At this week’s G20 Summit in Seoul, leaders of the top twenty economies are expected to confirm their commitment to implementing the United Nations Convention Against Corruption. The Convention deals in large part with measures to prevent money laundering and requires signatory countries to:
- Implement a comprehensive regulatory regime for banks and other entities to deter and detect all forms of money laundering.
- Ensure that domestic laws allow enforcement agencies to cooperate and exchange information with national and international counterparts.
- Implement measures to detect and monitor the movement of cash and negotiable instruments across borders without impeding the capital market system.
- Require financial institutions to record meaningful information for all electronic funds transfers throughout the payment chain.
- Promote global cooperation to combat money laundering.

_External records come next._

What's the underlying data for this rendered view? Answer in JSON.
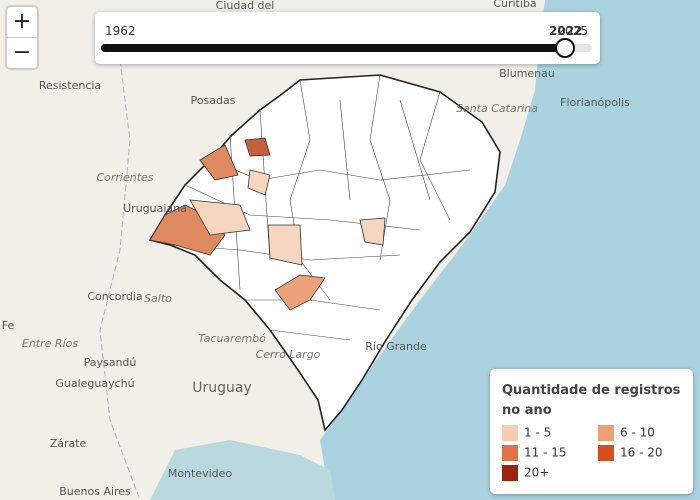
{
  "zoom": {
    "in": "+",
    "out": "−"
  },
  "slider": {
    "min": 1962,
    "value": 2022,
    "max": 2025
  },
  "places": [
    "Ciudad del",
    "Curitiba",
    "Resistencia",
    "Posadas",
    "Blumenau",
    "Florianópolis",
    "Santa Catarina",
    "Corrientes",
    "Uruguaiana",
    "Concordia",
    "Salto",
    "Fe",
    "Entre Ríos",
    "Paysandú",
    "Tacuarembó",
    "Cerro Largo",
    "Gualeguaychú",
    "Uruguay",
    "Zárate",
    "Montevideo",
    "Buenos Aires",
    "Rio Grande"
  ],
  "legend": {
    "title": "Quantidade de registros no ano",
    "items": [
      {
        "label": "1 - 5",
        "color": "#f6cdb0"
      },
      {
        "label": "6 - 10",
        "color": "#ee9f73"
      },
      {
        "label": "11 - 15",
        "color": "#df7247"
      },
      {
        "label": "16 - 20",
        "color": "#d34f20"
      },
      {
        "label": "20+",
        "color": "#9a2410"
      }
    ]
  }
}
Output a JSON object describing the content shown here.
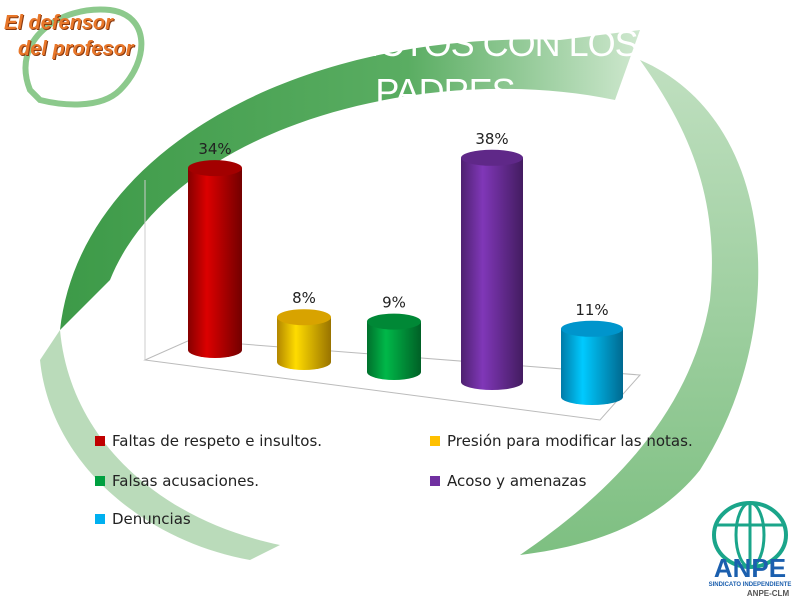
{
  "brand": {
    "line1": "El defensor",
    "line2": "del profesor"
  },
  "logo": {
    "name": "ANPE",
    "subtitle": "SINDICATO INDEPENDIENTE",
    "region": "ANPE-CLM"
  },
  "chart_data": {
    "type": "bar",
    "style": "3d-cylinder",
    "title": "CONFLICTOS CON LOS PADRES",
    "categories": [
      "Faltas de respeto e insultos.",
      "Presión para modificar las notas.",
      "Falsas acusaciones.",
      "Acoso y amenazas",
      "Denuncias"
    ],
    "values": [
      34,
      8,
      9,
      38,
      11
    ],
    "data_labels": [
      "34%",
      "8%",
      "9%",
      "38%",
      "11%"
    ],
    "colors": [
      "#c00000",
      "#ffc000",
      "#00a040",
      "#7030a0",
      "#00b0f0"
    ],
    "legend_placement": "bottom",
    "grid": false
  }
}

- Designate as a criminal offence, the possession of proceeds of crime, the attempt to commit, aid or abet money laundering, and the conversion or transfer of property knowing it is proceeds of crime.
- Ensure that domestic criminal laws allow the knowledge, intent or purpose required to establish the elements of the offence of money laundering be capable of being inferred from facts.
- Ensure that the limitation period to prosecute money laundering offences is long or suspended.
- Facilitate the extradition of citizens or foreign nationals from signatory states to face money laundering charges or convictions abroad.
Several G20 nations, such as Germany, India, Japan and Saudi Arabia, are not Convention signatories and the discussion on enforcement mechanisms under the Convention may prove elusive.